この日1安打1打点の浦林は、雪辱に燃えている。昨夏の都市対抗野球では、ルーキーイヤーながら「1番遊撃」で全5試合に先発出場。毎試合安打を放ちチームの準優勝に大きく貢献したが「長打で流れを一気に変えられる選手じゃなかった。もっとできることがあったはず」。悔しさをにじませながら振り返った。

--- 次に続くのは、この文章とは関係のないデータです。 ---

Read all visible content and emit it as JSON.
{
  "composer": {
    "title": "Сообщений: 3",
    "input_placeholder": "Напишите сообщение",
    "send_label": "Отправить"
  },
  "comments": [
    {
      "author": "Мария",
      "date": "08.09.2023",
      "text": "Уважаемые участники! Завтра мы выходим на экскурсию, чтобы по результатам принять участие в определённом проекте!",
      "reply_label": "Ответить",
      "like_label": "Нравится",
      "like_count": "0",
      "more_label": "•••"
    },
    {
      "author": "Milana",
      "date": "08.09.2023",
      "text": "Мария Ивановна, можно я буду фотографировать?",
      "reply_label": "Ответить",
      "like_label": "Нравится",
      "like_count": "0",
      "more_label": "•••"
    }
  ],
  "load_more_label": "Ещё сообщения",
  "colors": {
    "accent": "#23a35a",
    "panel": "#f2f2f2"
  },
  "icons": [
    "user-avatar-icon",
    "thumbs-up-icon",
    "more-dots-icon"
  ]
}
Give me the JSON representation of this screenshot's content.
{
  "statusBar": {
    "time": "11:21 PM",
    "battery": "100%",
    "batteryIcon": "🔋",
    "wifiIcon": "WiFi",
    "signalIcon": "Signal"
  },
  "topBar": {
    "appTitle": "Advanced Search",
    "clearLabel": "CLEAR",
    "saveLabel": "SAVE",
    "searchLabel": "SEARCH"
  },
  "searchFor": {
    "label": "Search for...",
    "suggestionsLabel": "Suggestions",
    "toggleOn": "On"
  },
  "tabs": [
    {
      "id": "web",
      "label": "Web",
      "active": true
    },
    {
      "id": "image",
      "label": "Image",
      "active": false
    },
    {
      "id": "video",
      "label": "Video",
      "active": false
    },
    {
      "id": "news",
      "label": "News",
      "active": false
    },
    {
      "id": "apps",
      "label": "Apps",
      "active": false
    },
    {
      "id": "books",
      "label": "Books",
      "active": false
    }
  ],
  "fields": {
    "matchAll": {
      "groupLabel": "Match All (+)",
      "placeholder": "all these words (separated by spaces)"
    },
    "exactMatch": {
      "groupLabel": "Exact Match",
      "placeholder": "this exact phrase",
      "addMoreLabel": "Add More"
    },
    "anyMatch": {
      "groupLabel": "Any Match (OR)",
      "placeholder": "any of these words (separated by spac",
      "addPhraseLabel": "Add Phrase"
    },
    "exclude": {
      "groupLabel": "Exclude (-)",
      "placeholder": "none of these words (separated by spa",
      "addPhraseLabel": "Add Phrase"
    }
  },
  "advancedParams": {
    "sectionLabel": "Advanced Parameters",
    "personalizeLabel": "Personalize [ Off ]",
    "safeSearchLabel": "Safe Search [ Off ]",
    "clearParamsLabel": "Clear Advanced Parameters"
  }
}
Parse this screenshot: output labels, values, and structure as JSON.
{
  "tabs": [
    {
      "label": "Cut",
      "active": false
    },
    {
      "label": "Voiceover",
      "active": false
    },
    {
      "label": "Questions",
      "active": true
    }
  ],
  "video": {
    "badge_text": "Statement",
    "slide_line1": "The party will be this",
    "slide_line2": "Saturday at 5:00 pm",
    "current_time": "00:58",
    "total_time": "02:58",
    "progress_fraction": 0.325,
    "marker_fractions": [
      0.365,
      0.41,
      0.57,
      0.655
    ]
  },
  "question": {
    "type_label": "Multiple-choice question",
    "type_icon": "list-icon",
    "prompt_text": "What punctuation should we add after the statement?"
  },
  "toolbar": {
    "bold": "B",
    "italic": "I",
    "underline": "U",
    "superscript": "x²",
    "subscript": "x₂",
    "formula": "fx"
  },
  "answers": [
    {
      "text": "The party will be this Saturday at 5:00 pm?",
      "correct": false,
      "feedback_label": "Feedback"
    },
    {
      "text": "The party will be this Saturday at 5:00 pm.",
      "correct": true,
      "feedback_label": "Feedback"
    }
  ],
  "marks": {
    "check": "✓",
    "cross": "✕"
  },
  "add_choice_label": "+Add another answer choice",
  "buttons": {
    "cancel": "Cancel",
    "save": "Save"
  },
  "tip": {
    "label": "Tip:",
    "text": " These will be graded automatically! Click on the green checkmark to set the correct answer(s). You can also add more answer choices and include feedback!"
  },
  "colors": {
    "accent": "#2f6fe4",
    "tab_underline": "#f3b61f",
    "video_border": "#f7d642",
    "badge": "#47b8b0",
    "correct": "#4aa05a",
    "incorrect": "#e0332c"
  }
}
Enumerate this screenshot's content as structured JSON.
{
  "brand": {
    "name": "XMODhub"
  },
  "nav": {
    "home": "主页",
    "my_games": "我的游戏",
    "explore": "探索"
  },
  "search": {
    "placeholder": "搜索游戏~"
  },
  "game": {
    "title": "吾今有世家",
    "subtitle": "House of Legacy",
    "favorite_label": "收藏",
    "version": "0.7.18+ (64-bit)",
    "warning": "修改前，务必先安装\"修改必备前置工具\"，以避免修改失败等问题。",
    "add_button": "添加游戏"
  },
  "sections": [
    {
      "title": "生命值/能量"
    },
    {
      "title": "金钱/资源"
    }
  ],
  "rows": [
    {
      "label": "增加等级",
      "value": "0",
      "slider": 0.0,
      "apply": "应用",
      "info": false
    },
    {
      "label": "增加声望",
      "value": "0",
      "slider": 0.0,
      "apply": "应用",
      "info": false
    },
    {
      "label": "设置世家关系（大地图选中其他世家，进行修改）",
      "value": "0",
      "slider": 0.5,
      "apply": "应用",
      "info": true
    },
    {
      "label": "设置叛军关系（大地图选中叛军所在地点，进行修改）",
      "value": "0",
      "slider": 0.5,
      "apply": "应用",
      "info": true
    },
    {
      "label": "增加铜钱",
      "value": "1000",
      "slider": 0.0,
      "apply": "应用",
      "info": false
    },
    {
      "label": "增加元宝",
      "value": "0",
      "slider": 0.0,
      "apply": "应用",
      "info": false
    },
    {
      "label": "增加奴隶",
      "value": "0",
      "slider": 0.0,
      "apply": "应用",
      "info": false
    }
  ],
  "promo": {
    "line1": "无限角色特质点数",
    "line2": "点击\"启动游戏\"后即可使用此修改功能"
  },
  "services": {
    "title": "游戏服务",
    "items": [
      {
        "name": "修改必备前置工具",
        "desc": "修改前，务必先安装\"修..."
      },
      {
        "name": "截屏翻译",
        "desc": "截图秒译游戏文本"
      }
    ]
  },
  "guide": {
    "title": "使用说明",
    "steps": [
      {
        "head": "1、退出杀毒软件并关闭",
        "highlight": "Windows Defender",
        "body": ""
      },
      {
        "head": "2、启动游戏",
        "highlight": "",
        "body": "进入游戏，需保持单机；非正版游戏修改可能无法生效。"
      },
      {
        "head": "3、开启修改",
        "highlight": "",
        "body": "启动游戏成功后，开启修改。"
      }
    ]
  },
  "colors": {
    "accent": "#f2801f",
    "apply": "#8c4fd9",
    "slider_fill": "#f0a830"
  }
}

昨冬のアジアウインターリーグでの刺激やウエートトレーニングも生き「鍛えた体で飛ばす意識で、飛距離も出てきました」と長打力にも自信をつけた。都市対抗1次予選からは主に3番の主軸を任されるようになった。同大会2次予選では、13打数7安打3打点で東京ドーム切符を引き寄せる活躍。本選が決まってからの約2カ月は「調子に左右されずに戦い抜けるバッティングができるように」とバットを振り込み、チームメートの助言にも耳を傾け、手応えをつかみ本選を迎える。
チームとしては5年連続、自身としては2度目の都市対抗。初戦は30日、トヨタ自動車(豊田市)と対戦する。「やることをすればいい勝負もできるし、勝てない相手ではない。チャンスで打つことも守備で引っ張ることも。今年はチームを引っ張っていかなければいけない打順においてもらっているので、勝ちに貢献できる仕事をしていきたいです」。昨夏とは違う覚悟で、レベルアップした姿を全国でも見せるつもりだ。